A maldição do amor
O dia estava cada vez mais escuro. Claire tinha apenas uma coisa em mente: chegar logo à casa da clareira.
Andava rápido, olhando para trás o tempo todo. Não podia ser descuidada. Os cabelos ruivos se enrolavam nos galhos das árvores ao seu redor, fazendo-a parar algumas vezes. A floresta estava escura e o seu manto negro pesava sobre os ombros.
Avistou a fumaça da chaminé da casa e andou mais rápido, respirando pesadamente.
Andou pelo caminho de pedra que ia da floresta à casa. Quando chegou, bateu à porta, sendo atendida por uma mulher um pouco mais velha que ela, de cabelos escuros, olhos castanhos e expressões duras e doces ao mesmo tempo.
-Achávamos que você não iria vir... Está atrasada, Claire.
-Desculpe. Achei que estava sendo seguida, então mudei o caminho. –disse Claire, entrando na casa.
-Vamos começar agora.
Eram oito mulheres ao todo. Cada uma vestia um vestido longo e escuro, de tecido leve.

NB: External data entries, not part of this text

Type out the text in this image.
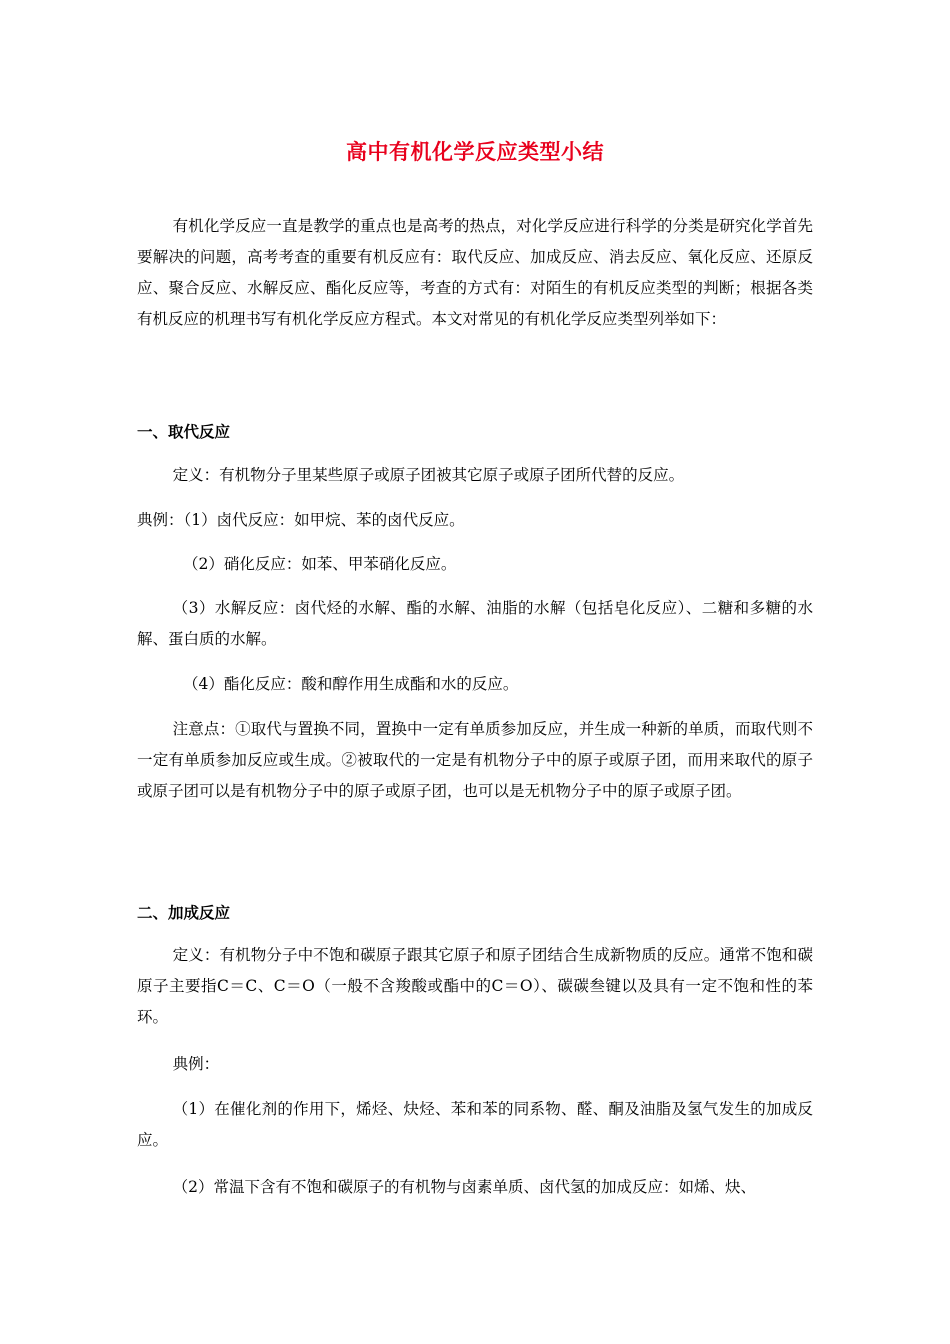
高中有机化学反应类型小结

有机化学反应一直是教学的重点也是高考的热点，对化学反应进行科学的分类是研究化学首先要解决的问题，高考考查的重要有机反应有：取代反应、加成反应、消去反应、氧化反应、还原反应、聚合反应、水解反应、酯化反应等，考查的方式有：对陌生的有机反应类型的判断；根据各类有机反应的机理书写有机化学反应方程式。本文对常见的有机化学反应类型列举如下：

一、取代反应

定义：有机物分子里某些原子或原子团被其它原子或原子团所代替的反应。

典例：（1）卤代反应：如甲烷、苯的卤代反应。

（2）硝化反应：如苯、甲苯硝化反应。

（3）水解反应：卤代烃的水解、酯的水解、油脂的水解（包括皂化反应）、二糖和多糖的水解、蛋白质的水解。

（4）酯化反应：酸和醇作用生成酯和水的反应。

注意点：①取代与置换不同，置换中一定有单质参加反应，并生成一种新的单质，而取代则不一定有单质参加反应或生成。②被取代的一定是有机物分子中的原子或原子团，而用来取代的原子或原子团可以是有机物分子中的原子或原子团，也可以是无机物分子中的原子或原子团。

二、加成反应

定义：有机物分子中不饱和碳原子跟其它原子和原子团结合生成新物质的反应。通常不饱和碳原子主要指C＝C、C＝O（一般不含羧酸或酯中的C＝O）、碳碳叁键以及具有一定不饱和性的苯环。

典例：

（1）在催化剂的作用下，烯烃、炔烃、苯和苯的同系物、醛、酮及油脂及氢气发生的加成反应。

（2）常温下含有不饱和碳原子的有机物与卤素单质、卤代氢的加成反应：如烯、炔、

-Faremos o ritual para limpeza e proteção, para retirar influências negativas. –disse a mulher dos cabelos escuros, Agnes. Duas garotas sumiram por uma porta e apareceram com os ingredientes do ritual. Claire acendeu os incensos de cedro. Após varrerem toda a casa, espalharam aos pés os ingredientes em cima de um tabuleiro. Viraram-se para o norte, Agnes pegou a tigela contendo sal e também virou-se para o norte, dizendo:
-Invoco a presença do Arcanjo Michael, Guardião do Norte e do elemento terra, Poderoso Michael, Ajuda-me a purificar este local, de toda a influência que não seja benéfica, e a banir todas as energias negativas que aqui se encontram.

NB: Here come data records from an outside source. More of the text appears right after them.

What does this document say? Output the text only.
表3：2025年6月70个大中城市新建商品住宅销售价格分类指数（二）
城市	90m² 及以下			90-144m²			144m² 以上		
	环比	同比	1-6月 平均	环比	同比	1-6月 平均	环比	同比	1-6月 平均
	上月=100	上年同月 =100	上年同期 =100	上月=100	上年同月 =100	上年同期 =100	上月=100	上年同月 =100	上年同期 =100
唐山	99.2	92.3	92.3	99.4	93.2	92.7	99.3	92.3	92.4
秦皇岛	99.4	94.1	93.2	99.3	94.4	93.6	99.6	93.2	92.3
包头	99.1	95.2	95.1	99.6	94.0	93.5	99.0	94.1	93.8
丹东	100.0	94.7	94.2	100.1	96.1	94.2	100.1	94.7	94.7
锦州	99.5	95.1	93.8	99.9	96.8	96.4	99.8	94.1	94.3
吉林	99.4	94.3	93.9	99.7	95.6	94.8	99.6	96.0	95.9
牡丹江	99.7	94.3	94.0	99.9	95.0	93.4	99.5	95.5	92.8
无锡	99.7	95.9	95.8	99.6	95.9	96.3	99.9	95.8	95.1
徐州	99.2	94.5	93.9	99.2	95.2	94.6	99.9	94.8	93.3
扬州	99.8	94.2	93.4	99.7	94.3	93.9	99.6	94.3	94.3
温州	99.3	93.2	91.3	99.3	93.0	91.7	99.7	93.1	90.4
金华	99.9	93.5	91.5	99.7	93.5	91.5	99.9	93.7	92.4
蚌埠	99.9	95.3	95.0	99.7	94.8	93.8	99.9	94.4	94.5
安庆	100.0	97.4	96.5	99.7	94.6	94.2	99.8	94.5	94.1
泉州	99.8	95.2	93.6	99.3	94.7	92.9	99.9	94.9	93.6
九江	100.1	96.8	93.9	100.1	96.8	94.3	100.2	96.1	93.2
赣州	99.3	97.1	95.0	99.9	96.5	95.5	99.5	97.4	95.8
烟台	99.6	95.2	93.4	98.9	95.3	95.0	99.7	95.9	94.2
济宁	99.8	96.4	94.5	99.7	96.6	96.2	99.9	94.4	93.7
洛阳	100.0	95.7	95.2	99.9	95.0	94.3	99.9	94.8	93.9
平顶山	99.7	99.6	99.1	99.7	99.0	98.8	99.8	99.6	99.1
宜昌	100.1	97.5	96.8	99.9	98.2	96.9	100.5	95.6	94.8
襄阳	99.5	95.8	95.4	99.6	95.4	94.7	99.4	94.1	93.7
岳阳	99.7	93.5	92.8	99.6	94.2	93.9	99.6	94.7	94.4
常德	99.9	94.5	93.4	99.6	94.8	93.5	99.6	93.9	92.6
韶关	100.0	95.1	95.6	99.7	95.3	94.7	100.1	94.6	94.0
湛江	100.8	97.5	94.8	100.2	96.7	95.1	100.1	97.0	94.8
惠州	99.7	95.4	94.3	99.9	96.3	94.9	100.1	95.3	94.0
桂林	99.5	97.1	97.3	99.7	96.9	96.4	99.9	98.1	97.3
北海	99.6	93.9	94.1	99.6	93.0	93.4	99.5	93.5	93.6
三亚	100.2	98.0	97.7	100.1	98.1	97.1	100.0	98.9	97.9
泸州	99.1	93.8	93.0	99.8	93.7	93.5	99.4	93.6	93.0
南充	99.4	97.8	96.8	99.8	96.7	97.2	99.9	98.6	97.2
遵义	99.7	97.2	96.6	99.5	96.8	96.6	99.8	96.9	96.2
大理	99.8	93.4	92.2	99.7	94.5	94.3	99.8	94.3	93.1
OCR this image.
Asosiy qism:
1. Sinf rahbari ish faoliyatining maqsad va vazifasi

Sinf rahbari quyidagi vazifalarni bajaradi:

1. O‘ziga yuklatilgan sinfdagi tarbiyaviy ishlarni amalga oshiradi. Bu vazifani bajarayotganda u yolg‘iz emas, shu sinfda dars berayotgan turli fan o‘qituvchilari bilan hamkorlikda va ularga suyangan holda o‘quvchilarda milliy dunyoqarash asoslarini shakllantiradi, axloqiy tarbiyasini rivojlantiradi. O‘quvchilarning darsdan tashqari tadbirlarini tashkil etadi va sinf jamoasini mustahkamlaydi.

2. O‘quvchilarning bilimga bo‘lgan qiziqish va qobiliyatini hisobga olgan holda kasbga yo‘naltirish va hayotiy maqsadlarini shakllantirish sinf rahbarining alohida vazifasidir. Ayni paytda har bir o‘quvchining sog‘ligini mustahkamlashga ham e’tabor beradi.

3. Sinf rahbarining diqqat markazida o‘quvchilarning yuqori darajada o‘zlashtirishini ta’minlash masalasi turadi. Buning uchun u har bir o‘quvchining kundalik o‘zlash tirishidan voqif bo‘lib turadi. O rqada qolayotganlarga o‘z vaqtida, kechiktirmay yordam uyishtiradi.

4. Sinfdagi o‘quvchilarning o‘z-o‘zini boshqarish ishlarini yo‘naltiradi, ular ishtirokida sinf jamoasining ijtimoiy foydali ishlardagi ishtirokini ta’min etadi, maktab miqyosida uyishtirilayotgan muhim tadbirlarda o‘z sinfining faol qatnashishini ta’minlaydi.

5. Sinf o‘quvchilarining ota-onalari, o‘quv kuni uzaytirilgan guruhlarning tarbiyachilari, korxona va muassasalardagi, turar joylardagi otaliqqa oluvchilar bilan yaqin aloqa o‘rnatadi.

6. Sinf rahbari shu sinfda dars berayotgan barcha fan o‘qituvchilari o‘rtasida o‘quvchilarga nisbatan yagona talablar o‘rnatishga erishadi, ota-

As garotas andaram pela sala no sentido dos ponteiros do relógio, lançando pitadinhas de sal em cada um dos cantos, dizendo:
- Com o sal da terra, purifico este local, e daqui retiro todas as energias negativas.
Voltaram para o centro da sala, viraram-se para oeste. Claire pegou o incenso aceso e ergueu-o ao céu enquanto Agnes dizia:
-Invoco a presença do Arcanjo Gabriel. Guardião do leste e do elemento Ar ajuda-me a este local purificar, de toda a influência que não seja benéfica, e a banir todas as energias negativas que aqui se encontram.

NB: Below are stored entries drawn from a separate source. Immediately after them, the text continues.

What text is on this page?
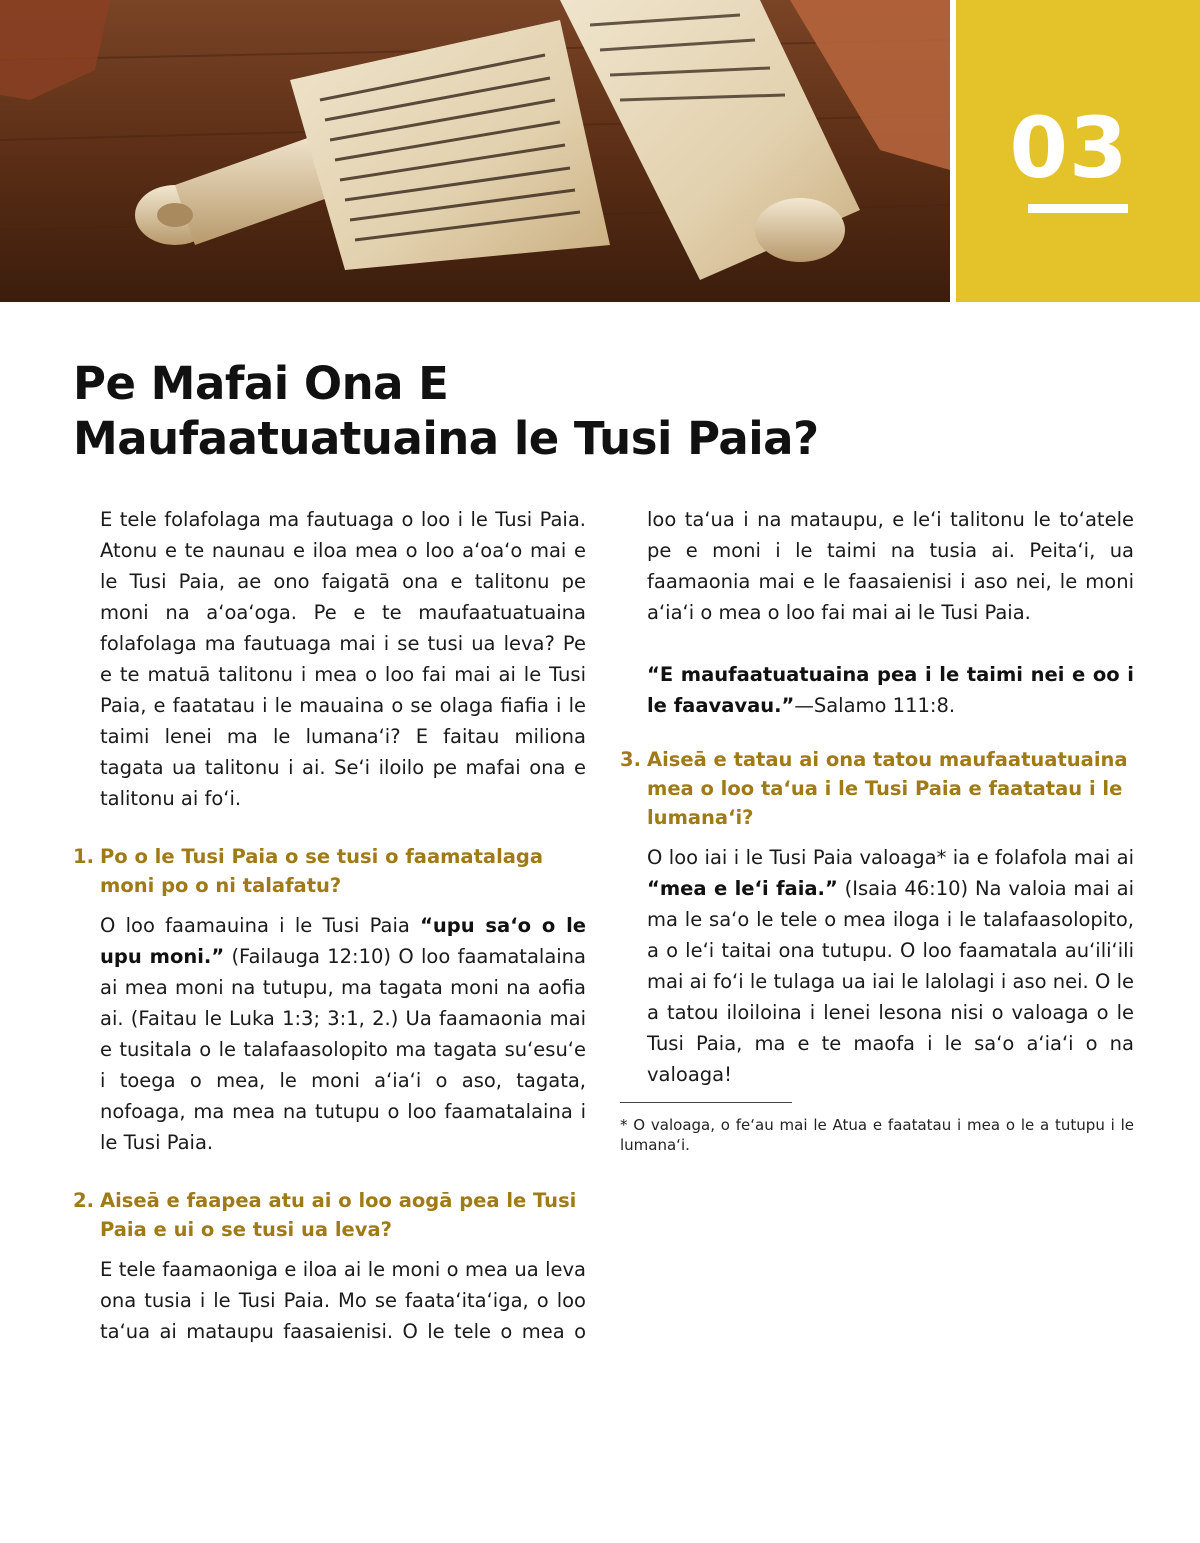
03
Pe Mafai Ona E
Maufaatuatuaina le Tusi Paia?

E tele folafolaga ma fautuaga o loo i le Tusi Paia. Atonu e te naunau e iloa mea o loo a‘oa‘o mai e le Tusi Paia, ae ono faigatā ona e talitonu pe moni na a‘oa‘oga. Pe e te maufaatuatuaina folafolaga ma fautuaga mai i se tusi ua leva? Pe e te matuā talitonu i mea o loo fai mai ai le Tusi Paia, e faatatau i le mauaina o se olaga fiafia i le taimi lenei ma le lumana‘i? E faitau miliona tagata ua talitonu i ai. Se‘i iloilo pe mafai ona e talitonu ai fo‘i.

1. Po o le Tusi Paia o se tusi o faamatalaga moni po o ni talafatu?

O loo faamauina i le Tusi Paia “upu sa‘o o le upu moni.” (Failauga 12:10) O loo faamatalaina ai mea moni na tutupu, ma tagata moni na aofia ai. (Faitau le Luka 1:3; 3:1, 2.) Ua faamaonia mai e tusitala o le talafaasolopito ma tagata su‘esu‘e i toega o mea, le moni a‘ia‘i o aso, tagata, nofoaga, ma mea na tutupu o loo faamatalaina i le Tusi Paia.

2. Aiseā e faapea atu ai o loo aogā pea le Tusi Paia e ui o se tusi ua leva?

E tele faamaoniga e iloa ai le moni o mea ua leva ona tusia i le Tusi Paia. Mo se faata‘ita‘iga, o loo ta‘ua ai mataupu faasaienisi. O le tele o mea o

loo ta‘ua i na mataupu, e le‘i talitonu le to‘atele pe e moni i le taimi na tusia ai. Peita‘i, ua faamaonia mai e le faasaienisi i aso nei, le moni a‘ia‘i o mea o loo fai mai ai le Tusi Paia.

“E maufaatuatuaina pea i le taimi nei e oo i le faavavau.”—Salamo 111:8.

3. Aiseā e tatau ai ona tatou maufaatuatuaina mea o loo ta‘ua i le Tusi Paia e faatatau i le lumana‘i?

O loo iai i le Tusi Paia valoaga* ia e folafola mai ai “mea e le‘i faia.” (Isaia 46:10) Na valoia mai ai ma le sa‘o le tele o mea iloga i le talafaasolopito, a o le‘i taitai ona tutupu. O loo faamatala au‘ili‘ili mai ai fo‘i le tulaga ua iai le lalolagi i aso nei. O le a tatou iloiloina i lenei lesona nisi o valoaga o le Tusi Paia, ma e te maofa i le sa‘o a‘ia‘i o na valoaga!

* O valoaga, o fe‘au mai le Atua e faatatau i mea o le a tutupu i le lumana‘i.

Fizeram novamente a volta na sala, parando em cada canto dizendo:
- Com o ar da terra, purifico este local, e daqui retiro todas as energias negativas.
Voltaram para o centro da sala. Agnes ergueu a taça com a água e virou-se para o oeste.
- Invoco a presença do Arcanjo Rafael, Guardião do oeste e do elemento água Poderoso Rafael, Ajuda-me a este local purificar, De toda a influência que não seja benéfica, e a banir todas as energias negativas que aqui se encontram.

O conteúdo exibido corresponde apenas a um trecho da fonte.